Below are two example test unit tests for the add and greaterThan functions.

Find out how the mul and sub functions from mymodule work and fill in the stub functions, test_mul and test_sub, below with some assert statements that test for the expected behaviour. Run the unit tests to make sure that they pass.

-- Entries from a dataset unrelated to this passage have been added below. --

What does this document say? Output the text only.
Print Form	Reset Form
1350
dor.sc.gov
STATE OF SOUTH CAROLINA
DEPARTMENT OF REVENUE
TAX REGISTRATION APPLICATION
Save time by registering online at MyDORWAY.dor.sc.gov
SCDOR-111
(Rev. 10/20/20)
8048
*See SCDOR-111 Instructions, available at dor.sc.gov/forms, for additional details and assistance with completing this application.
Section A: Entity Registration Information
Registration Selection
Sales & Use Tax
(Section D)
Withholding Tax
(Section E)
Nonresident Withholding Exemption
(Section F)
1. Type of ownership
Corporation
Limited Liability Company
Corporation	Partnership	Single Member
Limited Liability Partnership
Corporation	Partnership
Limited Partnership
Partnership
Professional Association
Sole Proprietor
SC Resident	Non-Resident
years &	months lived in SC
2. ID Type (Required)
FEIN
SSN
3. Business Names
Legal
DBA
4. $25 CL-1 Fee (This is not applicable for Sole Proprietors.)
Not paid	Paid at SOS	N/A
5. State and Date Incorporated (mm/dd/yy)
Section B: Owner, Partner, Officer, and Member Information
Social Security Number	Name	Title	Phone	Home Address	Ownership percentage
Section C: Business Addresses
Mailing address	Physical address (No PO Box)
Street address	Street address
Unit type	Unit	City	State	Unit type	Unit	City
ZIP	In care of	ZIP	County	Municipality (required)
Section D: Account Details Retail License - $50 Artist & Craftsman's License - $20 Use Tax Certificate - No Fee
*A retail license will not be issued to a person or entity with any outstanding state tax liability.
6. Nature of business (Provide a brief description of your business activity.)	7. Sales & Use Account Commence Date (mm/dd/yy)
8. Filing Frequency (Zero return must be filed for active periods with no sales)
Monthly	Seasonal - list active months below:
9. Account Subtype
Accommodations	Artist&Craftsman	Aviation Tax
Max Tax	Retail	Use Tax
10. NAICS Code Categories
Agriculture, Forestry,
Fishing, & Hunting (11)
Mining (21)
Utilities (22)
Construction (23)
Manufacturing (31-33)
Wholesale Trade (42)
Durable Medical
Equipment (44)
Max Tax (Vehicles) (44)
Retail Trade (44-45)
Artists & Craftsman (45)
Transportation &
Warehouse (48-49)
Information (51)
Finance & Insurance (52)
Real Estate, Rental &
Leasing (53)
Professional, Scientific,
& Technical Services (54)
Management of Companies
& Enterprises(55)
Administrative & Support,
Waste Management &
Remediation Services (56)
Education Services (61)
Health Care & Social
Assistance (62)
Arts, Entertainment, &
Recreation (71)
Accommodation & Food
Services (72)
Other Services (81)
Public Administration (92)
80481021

Add some assertions to test the functions using floating point numbers.

In [22]:
def test_add():
    assert add(1, 2) == add(2, 1) == 3
    assert add(3, 4) == add(4, 3) == 7
    
def test_greaterThan():
    assert greaterThan(2, 1)
    assert greaterThan(100, 57)
    assert greaterThan(33, 15)
    assert greaterThan(999, 256)
    assert greaterThan(-67, -354)
    
def test_mul():
    # Example assertions.
    assert mul(3, 7) == mul(7, 3) == 21
    assert mul(6.2, 4.7) == approx(mul(4.7, 6.2)) == approx(29.14)
    assert mul(-5.3, 28.9) == approx(mul(28.9, -5.3)) == approx(-153.17)
    
def test_sub():
    # Example assertions.
    assert sub(8, 5) == -sub(5, 8) == 3
    assert sub(11.18, 32.71) == -sub(32.71, 11.18) == -21.53
In [23]:
# Run the unit tests for the "add" function.
test_add()
---------------------------------------------------------------------------
AssertionError                            Traceback (most recent call last)
<ipython-input-23-0ed42efddc29> in <module>
      1 # Run the unit tests for the "add" function.
----> 2 test_add()

<ipython-input-22-f3ef5bd7705f> in test_add()
      1 def test_add():
----> 2     assert add(1, 2) == add(2, 1) == 3
      3     assert add(3, 4) == add(4, 3) == 7
      4 
      5 def test_greaterThan():

AssertionError: 
In [25]:
# Run the unit tests for the "greaterThan" function.
test_greaterThan()
In [26]:
test_mul()
In [27]:
test_sub()

Key Points:

  • Testing is vital if you want to show that your code is correct.
  • Test all aspects of your code, use positive and negative tests.
  • If you don't test your code then no-one can use it with confidence, or any data, analysis that depends on it.